Shandamc More than 1 year ago
Joan Proctor, Dragon Doctor is my favorite non-fiction kids book of all time! An extremely well written and beautifully illustrated account of a girl that wasn’t like the rest. (Also an example of a girl that struggled with health issues and still lived to the fullest). I’ll be gifting this book to my child’s teacher soon!

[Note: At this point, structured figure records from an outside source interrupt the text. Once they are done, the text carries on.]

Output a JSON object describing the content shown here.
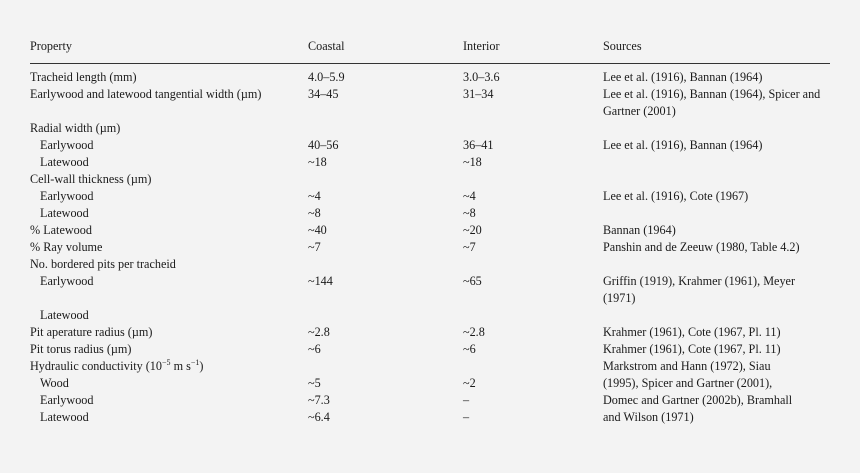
{
  "table": {
    "headers": [
      "Property",
      "Coastal",
      "Interior",
      "Sources"
    ],
    "rows": [
      {
        "property": "Tracheid length (mm)",
        "indent": false,
        "coastal": "4.0–5.9",
        "interior": "3.0–3.6",
        "sources": "Lee et al. (1916), Bannan (1964)"
      },
      {
        "property": "Earlywood and latewood tangential width (µm)",
        "indent": false,
        "coastal": "34–45",
        "interior": "31–34",
        "sources": "Lee et al. (1916), Bannan (1964), Spicer and Gartner (2001)"
      },
      {
        "property": "Radial width (µm)",
        "indent": false,
        "coastal": "",
        "interior": "",
        "sources": ""
      },
      {
        "property": "Earlywood",
        "indent": true,
        "coastal": "40–56",
        "interior": "36–41",
        "sources": "Lee et al. (1916), Bannan (1964)"
      },
      {
        "property": "Latewood",
        "indent": true,
        "coastal": "~18",
        "interior": " ~18",
        "sources": ""
      },
      {
        "property": "Cell-wall thickness (µm)",
        "indent": false,
        "coastal": "",
        "interior": "",
        "sources": ""
      },
      {
        "property": "Earlywood",
        "indent": true,
        "coastal": "~4",
        "interior": "~4",
        "sources": "Lee et al. (1916), Cote (1967)"
      },
      {
        "property": "Latewood",
        "indent": true,
        "coastal": "~8",
        "interior": "~8",
        "sources": ""
      },
      {
        "property": "% Latewood",
        "indent": false,
        "coastal": "~40",
        "interior": "~20",
        "sources": "Bannan (1964)"
      },
      {
        "property": "% Ray volume",
        "indent": false,
        "coastal": "~7",
        "interior": "~7",
        "sources": "Panshin and de Zeeuw (1980, Table 4.2)"
      },
      {
        "property": "No. bordered pits per tracheid",
        "indent": false,
        "coastal": "",
        "interior": "",
        "sources": ""
      },
      {
        "property": "Earlywood",
        "indent": true,
        "coastal": "~144",
        "interior": "~65",
        "sources": "Griffin (1919), Krahmer (1961), Meyer (1971)"
      },
      {
        "property": "Latewood",
        "indent": true,
        "coastal": "",
        "interior": "",
        "sources": ""
      },
      {
        "property": "Pit aperature radius (µm)",
        "indent": false,
        "coastal": "~2.8",
        "interior": "~2.8",
        "sources": "Krahmer (1961), Cote (1967, Pl. 11)"
      },
      {
        "property": "Pit torus radius (µm)",
        "indent": false,
        "coastal": "~6",
        "interior": "~6",
        "sources": "Krahmer (1961), Cote (1967, Pl. 11)"
      },
      {
        "property": "Hydraulic conductivity (10",
        "indent": false,
        "sup1": "−5",
        "property_mid": " m s",
        "sup2": "−1",
        "property_end": ")",
        "coastal": "",
        "interior": "",
        "sources": "Markstrom and Hann (1972), Siau"
      },
      {
        "property": "Wood",
        "indent": true,
        "coastal": "~5",
        "interior": "~2",
        "sources": "(1995), Spicer and Gartner (2001),"
      },
      {
        "property": "Earlywood",
        "indent": true,
        "coastal": "~7.3",
        "interior": "–",
        "sources": "Domec and Gartner (2002b), Bramhall"
      },
      {
        "property": "Latewood",
        "indent": true,
        "coastal": "~6.4",
        "interior": "–",
        "sources": "and Wilson (1971)"
      }
    ]
  }
}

JessicaOliveros More than 1 year ago
I've been reading many picture book biographies lately, and this one definitely stands out. Joan Proctor loved reptiles as a child--studying them, caring for them, watching them, even having tea parties with them! As an adult, she became the first female curator at the Reptile House of the London Zoo. She did a lot of work with Komodo dragons. They were highly misunderstood at the time, and she introduced them to the world as the gentle creatures they are. In her short life, Joan became world renowned for her work. The pictures are wonderful--very colorful, unique, and fun. And there are so many elements that would appeal to children, all written in such an engaging way: The tea parties with lizards (that deserves two mentions)! The "fearsome" Komodo dragons. Her pet crocodile when she was just 16. And the surgeries she performed on the lizards. Joan Proctor was a fascinating woman, and I'm excited for young readers to get to know her better!

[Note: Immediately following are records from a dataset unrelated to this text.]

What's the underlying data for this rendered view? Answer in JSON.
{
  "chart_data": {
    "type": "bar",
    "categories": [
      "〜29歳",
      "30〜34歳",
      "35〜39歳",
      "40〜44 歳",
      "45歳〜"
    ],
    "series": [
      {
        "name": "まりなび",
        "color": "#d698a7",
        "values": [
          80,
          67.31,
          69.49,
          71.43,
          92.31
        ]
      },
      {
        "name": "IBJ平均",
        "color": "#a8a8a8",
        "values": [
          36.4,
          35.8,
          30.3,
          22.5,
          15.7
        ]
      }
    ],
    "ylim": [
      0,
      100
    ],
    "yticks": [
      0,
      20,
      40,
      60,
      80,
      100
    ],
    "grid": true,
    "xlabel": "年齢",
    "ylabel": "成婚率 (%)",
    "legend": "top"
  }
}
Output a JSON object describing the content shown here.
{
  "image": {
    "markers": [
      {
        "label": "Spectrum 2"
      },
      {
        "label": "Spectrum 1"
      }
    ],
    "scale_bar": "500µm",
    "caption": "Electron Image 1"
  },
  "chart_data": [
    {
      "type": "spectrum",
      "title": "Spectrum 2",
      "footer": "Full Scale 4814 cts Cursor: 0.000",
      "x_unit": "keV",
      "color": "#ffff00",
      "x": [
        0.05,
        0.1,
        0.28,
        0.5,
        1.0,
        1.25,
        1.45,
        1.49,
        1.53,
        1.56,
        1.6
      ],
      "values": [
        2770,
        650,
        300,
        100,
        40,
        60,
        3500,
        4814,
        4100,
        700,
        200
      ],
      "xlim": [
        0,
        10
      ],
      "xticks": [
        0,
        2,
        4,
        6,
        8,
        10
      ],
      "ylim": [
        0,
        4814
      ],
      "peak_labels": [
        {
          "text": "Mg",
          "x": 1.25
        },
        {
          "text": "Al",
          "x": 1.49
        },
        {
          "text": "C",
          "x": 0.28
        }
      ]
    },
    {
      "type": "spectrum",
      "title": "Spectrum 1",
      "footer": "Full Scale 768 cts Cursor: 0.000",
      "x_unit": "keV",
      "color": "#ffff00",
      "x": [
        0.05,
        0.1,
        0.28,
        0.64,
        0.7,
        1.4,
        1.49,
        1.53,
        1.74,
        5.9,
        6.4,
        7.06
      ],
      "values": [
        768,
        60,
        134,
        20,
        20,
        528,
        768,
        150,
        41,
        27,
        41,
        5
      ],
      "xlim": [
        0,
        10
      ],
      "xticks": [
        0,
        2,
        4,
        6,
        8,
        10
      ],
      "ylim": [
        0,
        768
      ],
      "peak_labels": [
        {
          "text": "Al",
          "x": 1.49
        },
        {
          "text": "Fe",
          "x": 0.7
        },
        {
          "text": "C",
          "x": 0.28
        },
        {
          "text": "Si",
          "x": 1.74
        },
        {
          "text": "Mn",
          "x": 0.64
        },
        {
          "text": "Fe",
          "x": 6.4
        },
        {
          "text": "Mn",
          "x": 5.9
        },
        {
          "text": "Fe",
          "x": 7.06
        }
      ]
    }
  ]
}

ReaderWriterEducator More than 1 year ago
With a touch of humor, this biography follows the path of a girl who was different, one who was fascinated by reptiles. Like these creatures, she was unique, quiet, and interesting. When the Komodo dragon was discovered, it inspired curiosity and fear. Joan, not only led the way in studying this creature, but bravely administered to a sick giant lizard, attracting the attention of the public. Joan’s love of reptiles clearly comes through in the text and illustrations. This is a great story for a number of reasons. So many children are interested in reptiles, and the Komodo dragon – WOW! A crocodile at school? That will get their attention! For those who feel a bit squeamish about reptiles, Joan Procter’s affinity for them shows that our fears are often unfounded or dispelled by knowledge. There’s also an art/science connection that invites exploration. The cover absolutely grabbed me and has got to be one of my all-time favorites. The illustrations throughout are fun and a great marriage with the engaging text.